In ganz Mexiko ist von den genannten Fällen ein Schwangerschaftsabbruch nur im ersten Fall - infolge einer Vergewaltigung - erlaubt. In 30 der 32 Bundesstaaten ist Abtreibung außerdem straffrei, wenn es sich um einen unbeabsichtigten Abbruch handelt und in 29 Bundesstaaten, wenn die Schwangerschaft das Leben der Frau gefährdet.
Die Gesetzesreform in Mexiko-Stadt zog zahlreiche Gesetzesänderungen in anderen Bundesstaaten nach sich, die die Bedingungen für ungewollt schwangere Frauen noch verschärft haben. So zum Beispiel im Bundesstaat Baja California. Hier wurde im Dezember 2008 ein Gesetz verabschiedet, das das menschliche Leben ab dem Moment der Befruchtung schützen soll. Im Januar 2011 wurde dort eine Frau zu 23 Jahren Haft verurteilt, weil die Richter davon ausgingen, dass sie zwei Jahre zuvor heimlich einen Schwangerschaftsabbruch herbeigeführt hatte. Nach eigener Aussage hatte sie nicht bemerkt, dass sie schwanger war, bis plötzlich Blutungen auftraten, die schließlich zur Ausstoßung des Fötus führten. Nachdem die Frau von ihrer Familie ins Allgemeine Krankenhaus von Mexicali gebracht wurde, hat das Personal sie bei der Generalstaatsanwaltschaft von Baja California angezeigt.
Wie viele Frauen in Mexiko bisher aufgrund einer Abtreibung zu Haftstrafen verurteilt wurden, ist nicht bekannt, da es laut María del Carmen Rioseco, von der Grupo Feminista Alaíde Foppa mit Sitz in Baja California, sehr schwierig ist, Informationen dazu zu bekommen.
Trotz des Verbotes sind Abtreibungen in ganz Mexiko weit verbreitet. Nach Angaben des Alan Guttmacher Institutes haben 2006 über 800.000 Frauen abgetrieben. Die NGO GIRE (Grupo de Información en Reproducción Elegida) betont bezüglich der stark voneinander abweichenden offiziellen Zahlen zu illegalen Abtreibungen in Mexiko, dass es sich dabei lediglich um Schätzwerte handeln kann.
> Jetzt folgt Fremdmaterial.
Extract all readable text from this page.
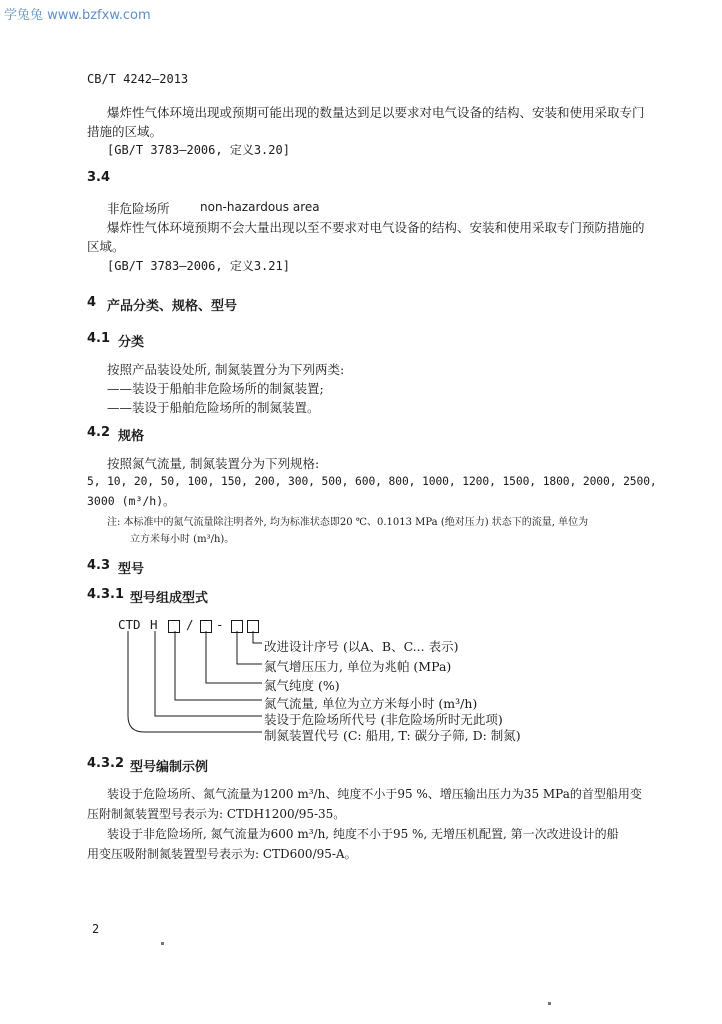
学兔兔 www.bzfxw.com
CB/T 4242—2013
爆炸性气体环境出现或预期可能出现的数量达到足以要求对电气设备的结构、安装和使用采取专门
措施的区域。
[GB/T 3783—2006, 定义3.20]
3.4
非危险场所	non-hazardous area
爆炸性气体环境预期不会大量出现以至不要求对电气设备的结构、安装和使用采取专门预防措施的
区域。
[GB/T 3783—2006, 定义3.21]
4 产品分类、规格、型号
4.1 分类
按照产品装设处所, 制氮装置分为下列两类:
——装设于船舶非危险场所的制氮装置;
——装设于船舶危险场所的制氮装置。
4.2 规格
按照氮气流量, 制氮装置分为下列规格:
5, 10, 20, 50, 100, 150, 200, 300, 500, 600, 800, 1000, 1200, 1500, 1800, 2000, 2500,
3000 (m³/h)。
注: 本标准中的氮气流量除注明者外, 均为标准状态即20 ℃、0.1013 MPa (绝对压力) 状态下的流量, 单位为
立方米每小时 (m³/h)。
4.3 型号
4.3.1 型号组成型式
CTD H / -
改进设计序号 (以A、B、C... 表示)
氮气增压压力, 单位为兆帕 (MPa)
氮气纯度 (%)
氮气流量, 单位为立方米每小时 (m³/h)
装设于危险场所代号 (非危险场所时无此项)
制氮装置代号 (C: 船用, T: 碳分子筛, D: 制氮)
4.3.2 型号编制示例
装设于危险场所、氮气流量为1200 m³/h、纯度不小于95 %、增压输出压力为35 MPa的首型船用变
压附制氮装置型号表示为: CTDH1200/95-35。
装设于非危险场所, 氮气流量为600 m³/h, 纯度不小于95 %, 无增压机配置, 第一次改进设计的船
用变压吸附制氮装置型号表示为: CTD600/95-A。
2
Als Gründe dafür, dass Frauen keine Auskunft über eine erfolgte Abtreibung erteilen, nennt sie einerseits die soziale Stigmatisierung der Betroffenen, andererseits deren Angst vor den gesetzlichen Folgen. Noch schwieriger sei es, die Zahl der Frauen zu ermitteln, die an einem heimlich durchgeführten Schwangerschaftsabbruch gestorben sind. Dem CONAP (Consejo Nacional de Población) zufolge, ist Abtreibung in Mexiko die vierthäufigste Todesursache bei Frauen im gebährfähigen Alter.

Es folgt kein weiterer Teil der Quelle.